Several accounts have been produced on the seaweeds of the west coast including the Saldanha and Langebaan System, but none has looked at how human activities may have affected the seaweed diversity of Saldanha Bay. The major human activities in the Bay include shipping and mariculture. The major human impacts resulting from these activities are species introductions which often lead to a change in species composition in an area. Six sites were sampled in various visits in autumn and winter 2012. Two of the sites were natural wave exposed rocky shore sites while the rest were sheltered and man-made. Detailed collections of seaweeds were made. The seaweeds were identified to species level and preserved either as herbarium specimen or in formalin. Specimens that it was not possible to identify using morphological features were preserved in silica gel for DNA analysis. Three samples of the red algal genus Gruteloupia, collected from aquaculture systems, which could not be identified using morphological features, were sent to Ghent University where the rbcL gene region was sequenced. Collected species were compared with species lists from previous studies in the same area. The results from this study showed that most of the species collected were west coast species, with a few species with south coast distributions. The numbers of species in the Bay since the study of Day showed an increase from 23 by Day to 58 by Simons' 1960 collection. His 1976 collection reduced to 47. The most species so far recorded are by Schils' 1997 collection with 72. From this study, 69 species were recorded of which 23 are potentially new records.
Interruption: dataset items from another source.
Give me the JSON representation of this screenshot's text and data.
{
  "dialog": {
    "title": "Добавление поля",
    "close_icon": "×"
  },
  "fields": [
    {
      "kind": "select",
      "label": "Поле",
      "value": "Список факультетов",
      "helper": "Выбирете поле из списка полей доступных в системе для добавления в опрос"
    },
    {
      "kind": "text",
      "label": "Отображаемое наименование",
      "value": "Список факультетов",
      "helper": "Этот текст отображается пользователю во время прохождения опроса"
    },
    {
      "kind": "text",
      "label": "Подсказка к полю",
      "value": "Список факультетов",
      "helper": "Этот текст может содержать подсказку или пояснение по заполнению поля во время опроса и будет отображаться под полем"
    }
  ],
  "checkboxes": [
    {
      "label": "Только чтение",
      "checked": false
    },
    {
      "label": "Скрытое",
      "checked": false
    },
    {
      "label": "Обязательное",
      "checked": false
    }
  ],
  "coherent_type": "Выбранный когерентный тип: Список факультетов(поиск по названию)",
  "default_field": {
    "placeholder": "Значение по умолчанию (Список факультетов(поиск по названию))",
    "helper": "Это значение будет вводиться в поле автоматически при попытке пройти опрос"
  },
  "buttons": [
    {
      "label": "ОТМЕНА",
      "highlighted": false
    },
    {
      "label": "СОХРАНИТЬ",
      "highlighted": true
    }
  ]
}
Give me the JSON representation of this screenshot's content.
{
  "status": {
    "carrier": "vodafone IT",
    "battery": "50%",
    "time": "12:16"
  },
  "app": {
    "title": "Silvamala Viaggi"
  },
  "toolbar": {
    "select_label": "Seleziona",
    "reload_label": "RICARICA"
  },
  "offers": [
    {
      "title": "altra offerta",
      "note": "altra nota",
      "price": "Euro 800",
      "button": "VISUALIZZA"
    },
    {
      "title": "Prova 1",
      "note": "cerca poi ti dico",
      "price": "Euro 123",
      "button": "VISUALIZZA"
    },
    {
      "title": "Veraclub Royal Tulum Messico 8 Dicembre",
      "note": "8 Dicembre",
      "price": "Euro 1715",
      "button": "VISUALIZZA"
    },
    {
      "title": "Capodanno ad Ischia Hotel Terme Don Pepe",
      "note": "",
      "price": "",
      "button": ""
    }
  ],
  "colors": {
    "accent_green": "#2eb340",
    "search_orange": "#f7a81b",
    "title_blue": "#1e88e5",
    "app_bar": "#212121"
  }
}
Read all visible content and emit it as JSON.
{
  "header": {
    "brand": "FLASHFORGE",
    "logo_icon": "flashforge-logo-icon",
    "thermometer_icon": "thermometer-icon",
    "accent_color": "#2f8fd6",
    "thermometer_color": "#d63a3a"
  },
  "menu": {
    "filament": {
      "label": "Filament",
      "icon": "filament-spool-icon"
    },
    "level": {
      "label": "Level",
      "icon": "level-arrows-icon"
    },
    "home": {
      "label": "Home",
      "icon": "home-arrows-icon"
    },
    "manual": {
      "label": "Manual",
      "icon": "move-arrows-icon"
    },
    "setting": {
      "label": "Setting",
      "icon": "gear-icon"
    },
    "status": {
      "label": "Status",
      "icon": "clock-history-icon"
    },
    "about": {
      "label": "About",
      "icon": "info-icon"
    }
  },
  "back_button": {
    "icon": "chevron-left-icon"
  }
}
Of these records, two were south coast species Gelidium reptans and Laurencia peninsularis. They were recorded for the first time in the system and they are range extensions. Furthermore, the results provide molecular evidence that two species of Grateloupia have been introduced into Saldanha Bay. Bayesian analysis showed that one of the species was Grateloupia turuturu, a Japanese species which has spread to a number of world regions which culture the Pacific oyster. The other was distinct from other Grateloupias previously recorded in South Africa, and did not match any species in Genbank. The potential vector of introduction for Grateloupia turuturu, importation of the Pacific oyster Crassostreo gigas, is discussed.